用于分类 1 型和 2 型糖尿病(T1D、T2D)的有效算法大多仅限于白人儿科人群。我们在香港进行了一项针对儿童和成人糖尿病患者的大型研究,旨在使用电子健康记录(EHR)开发和验证算法,以临床评估为参考标准对糖尿病类型进行分类,并根据诊断时的年龄评估其性能。
我们将 2002-2015 年期间诊断年龄为 1.5-100 岁的所有糖尿病患者(T1D n=60,T2D n=10136)纳入香港糖尿病登记处,并将其随机分配到推导队列和验证队列中。我们使用就诊代码、处方和这些标准的组合(“组合算法”)开发了用于识别糖尿病类型的候选算法。我们确定了 3 种具有最高灵敏度、阳性预测值(PPV)和kappa 系数的算法,并在验证队列中根据诊断时的年龄评估了其性能。

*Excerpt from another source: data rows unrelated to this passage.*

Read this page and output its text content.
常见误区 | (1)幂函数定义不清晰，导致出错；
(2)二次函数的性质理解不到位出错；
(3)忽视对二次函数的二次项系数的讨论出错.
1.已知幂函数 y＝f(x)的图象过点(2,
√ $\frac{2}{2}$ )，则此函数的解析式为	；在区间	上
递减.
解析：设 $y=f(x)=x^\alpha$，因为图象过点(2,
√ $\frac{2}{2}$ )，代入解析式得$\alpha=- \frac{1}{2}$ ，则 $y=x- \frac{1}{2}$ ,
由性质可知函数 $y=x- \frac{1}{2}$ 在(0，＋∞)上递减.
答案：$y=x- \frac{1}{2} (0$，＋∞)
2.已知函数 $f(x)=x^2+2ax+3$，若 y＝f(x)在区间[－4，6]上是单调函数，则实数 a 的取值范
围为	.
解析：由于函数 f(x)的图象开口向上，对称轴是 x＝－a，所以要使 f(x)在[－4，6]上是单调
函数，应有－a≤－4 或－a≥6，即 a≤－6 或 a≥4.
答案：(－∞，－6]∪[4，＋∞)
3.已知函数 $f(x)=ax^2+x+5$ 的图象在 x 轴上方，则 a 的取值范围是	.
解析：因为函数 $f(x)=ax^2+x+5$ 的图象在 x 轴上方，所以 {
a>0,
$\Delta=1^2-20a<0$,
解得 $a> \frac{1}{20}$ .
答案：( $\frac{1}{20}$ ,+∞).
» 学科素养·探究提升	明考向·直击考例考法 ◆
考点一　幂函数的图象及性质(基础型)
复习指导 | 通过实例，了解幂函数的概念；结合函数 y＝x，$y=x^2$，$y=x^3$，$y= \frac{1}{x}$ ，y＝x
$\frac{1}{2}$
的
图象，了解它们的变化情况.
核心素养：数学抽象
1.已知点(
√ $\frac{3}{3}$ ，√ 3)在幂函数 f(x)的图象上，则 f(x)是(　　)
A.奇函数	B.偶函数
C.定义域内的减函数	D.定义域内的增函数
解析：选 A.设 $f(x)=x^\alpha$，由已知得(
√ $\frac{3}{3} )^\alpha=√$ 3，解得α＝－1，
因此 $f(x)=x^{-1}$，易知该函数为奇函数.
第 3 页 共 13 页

推导队列中有 10196 人(T1D n=60,T2D n=10136)和 5101 人(T1D n=43,T2D n=5058)(平均诊断年龄分别为 22.7 岁和 55.9 岁;53.3%和 43.9%为女性)。对于年龄<20 岁的患者,使用代码或处方的算法可以很好地分类 T1D,但对于年龄较大的患者,灵敏度和 PPV会下降。组合算法最大限度地提高了灵敏度或 PPV,但不能同时提高。“1 型高灵敏度”算法(1 型和 2 型代码的比值≥4,或在 90 天内至少有 1 次胰岛素处方)的灵敏度为 95.3%(95%置信区间 84.2-99.4%;PPV 12.8%,9.3-16.9%),而“1 型高 PPV”算法(1 型和 2 型代码的比值≥4,且多次每日注射,没有其他降血糖药物处方)的 PPV 为 100.0%(79.4-100.0%;灵敏度 37.2%,23.0-53.3%),而“优化”算法(1 型和 2 型代码的比值≥4,且在 90 天内至少有 1 次胰岛素处方)的灵敏度为 65.1%(49.1-79.0%),PPV 为 75.7%(58.8-88.2%)。所有算法对 T2D 分类的准确性均较高。
我们使用 EHR 为参加糖尿病登记处的香港居民验证了一组可准确分类 T1D 和 T2D 的算法。算法的选择应根据每个研究问题的独特要求进行调整。